Plaża w Dooagh na wyspie Achill na zachodnim wybrzeżu Irlandii zniknęła w 1984 roku. Została wtedy zniszczona przez burze, które pozostawiły na jej miejscu tylko szare skały. Jednak także dzięki kilku silnym burzom i wiosennym pływom, piasek wrócił do zatoki Dooagh.
Błyskawiczna akumulacja
W kwietniu tego roku ocean w ciągu zaledwie kilkunastu dni naniósł na kamienisty brzeg setki tysięcy ton piasku, tworząc ponownie wymarzone miejsce do letniego wypoczynku nad Atlantykiem.
- Piasek wzdłuż wybrzeża jest nieustannie przemieszczany przez burze, fale i wiatr - tłumaczy dr Ivan Haigh, profesor oceanografii przybrzeżnej z Uniwersytetu w Southampton. - Ma na niego także wpływ dostępność dostarczanego osadu z linii brzegowej oddalonej o 100 kilometrów.
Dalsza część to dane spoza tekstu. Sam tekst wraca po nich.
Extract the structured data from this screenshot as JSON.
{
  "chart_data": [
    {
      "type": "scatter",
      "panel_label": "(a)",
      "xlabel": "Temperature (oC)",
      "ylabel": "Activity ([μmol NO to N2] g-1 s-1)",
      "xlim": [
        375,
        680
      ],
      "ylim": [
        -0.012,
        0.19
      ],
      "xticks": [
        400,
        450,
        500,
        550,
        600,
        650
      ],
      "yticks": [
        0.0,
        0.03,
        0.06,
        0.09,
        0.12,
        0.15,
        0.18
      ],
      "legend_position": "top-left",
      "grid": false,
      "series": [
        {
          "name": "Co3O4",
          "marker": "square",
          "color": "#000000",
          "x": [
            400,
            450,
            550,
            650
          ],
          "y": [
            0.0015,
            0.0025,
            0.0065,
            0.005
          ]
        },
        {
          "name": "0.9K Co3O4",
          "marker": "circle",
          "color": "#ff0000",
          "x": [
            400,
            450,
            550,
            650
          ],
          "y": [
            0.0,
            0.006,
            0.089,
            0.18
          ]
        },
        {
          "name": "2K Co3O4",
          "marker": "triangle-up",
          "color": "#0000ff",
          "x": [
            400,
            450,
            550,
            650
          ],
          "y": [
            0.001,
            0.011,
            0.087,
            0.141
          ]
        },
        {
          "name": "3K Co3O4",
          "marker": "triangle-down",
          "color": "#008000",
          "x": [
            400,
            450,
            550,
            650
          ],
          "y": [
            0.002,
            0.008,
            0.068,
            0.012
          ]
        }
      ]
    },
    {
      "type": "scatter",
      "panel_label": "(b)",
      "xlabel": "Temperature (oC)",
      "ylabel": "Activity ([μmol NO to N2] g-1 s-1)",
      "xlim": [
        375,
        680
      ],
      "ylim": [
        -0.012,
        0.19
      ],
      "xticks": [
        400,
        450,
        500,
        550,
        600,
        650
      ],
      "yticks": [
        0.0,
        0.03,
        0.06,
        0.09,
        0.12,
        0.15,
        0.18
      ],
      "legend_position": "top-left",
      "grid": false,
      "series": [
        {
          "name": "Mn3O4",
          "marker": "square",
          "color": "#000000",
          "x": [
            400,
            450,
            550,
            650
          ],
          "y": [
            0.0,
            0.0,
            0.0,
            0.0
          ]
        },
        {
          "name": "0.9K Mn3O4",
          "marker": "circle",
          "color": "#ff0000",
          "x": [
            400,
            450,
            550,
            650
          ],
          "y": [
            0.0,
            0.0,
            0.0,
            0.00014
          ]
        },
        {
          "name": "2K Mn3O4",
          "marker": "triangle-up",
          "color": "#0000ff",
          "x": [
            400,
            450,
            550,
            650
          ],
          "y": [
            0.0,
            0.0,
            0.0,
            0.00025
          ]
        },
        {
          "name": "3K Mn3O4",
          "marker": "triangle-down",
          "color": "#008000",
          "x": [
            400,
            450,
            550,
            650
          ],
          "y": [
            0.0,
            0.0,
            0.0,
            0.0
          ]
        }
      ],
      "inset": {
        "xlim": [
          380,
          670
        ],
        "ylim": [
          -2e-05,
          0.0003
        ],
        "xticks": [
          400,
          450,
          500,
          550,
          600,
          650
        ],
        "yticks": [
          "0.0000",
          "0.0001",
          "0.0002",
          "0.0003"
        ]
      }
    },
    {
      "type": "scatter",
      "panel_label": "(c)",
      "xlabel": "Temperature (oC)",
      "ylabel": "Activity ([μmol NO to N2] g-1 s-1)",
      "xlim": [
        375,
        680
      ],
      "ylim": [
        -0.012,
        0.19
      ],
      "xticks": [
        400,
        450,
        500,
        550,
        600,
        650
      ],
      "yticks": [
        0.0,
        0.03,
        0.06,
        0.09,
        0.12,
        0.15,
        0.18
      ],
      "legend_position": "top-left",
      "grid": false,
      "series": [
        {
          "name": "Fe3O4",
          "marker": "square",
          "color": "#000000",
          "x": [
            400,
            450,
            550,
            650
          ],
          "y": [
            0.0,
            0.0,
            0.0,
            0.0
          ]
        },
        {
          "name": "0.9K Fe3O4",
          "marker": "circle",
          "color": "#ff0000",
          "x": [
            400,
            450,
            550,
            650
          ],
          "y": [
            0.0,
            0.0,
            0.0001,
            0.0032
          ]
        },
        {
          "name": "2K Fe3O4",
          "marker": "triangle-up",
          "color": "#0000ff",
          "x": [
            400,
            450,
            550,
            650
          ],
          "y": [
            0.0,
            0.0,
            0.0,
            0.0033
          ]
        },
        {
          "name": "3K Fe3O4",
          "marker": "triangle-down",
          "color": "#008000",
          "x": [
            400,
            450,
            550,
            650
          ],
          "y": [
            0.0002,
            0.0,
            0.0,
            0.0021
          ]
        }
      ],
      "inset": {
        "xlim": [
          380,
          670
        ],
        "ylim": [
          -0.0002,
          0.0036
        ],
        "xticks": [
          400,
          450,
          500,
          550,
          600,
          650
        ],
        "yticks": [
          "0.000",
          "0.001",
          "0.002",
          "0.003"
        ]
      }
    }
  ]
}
Natężenie burz i fal zmienia się w skali dziesięcioleci i możliwe, że także wystąpiły pewne warunki środowiskowe, które zapewniły idealne warunki do nagromadzenia się świeżego piasku - dodaje.
"Magnes" na turystów
Ponowne pojawienie się plaży bardzo cieszy mieszkańców największej wyspy Irlandii, ponieważ utrzymuje się ona głównie z turystyki. Irlandczycy liczą na to, że nowa, piaszczysta plaża, jeśli tylko się utrzyma, będzie skutecznie przyciągać w to miejsce turystów.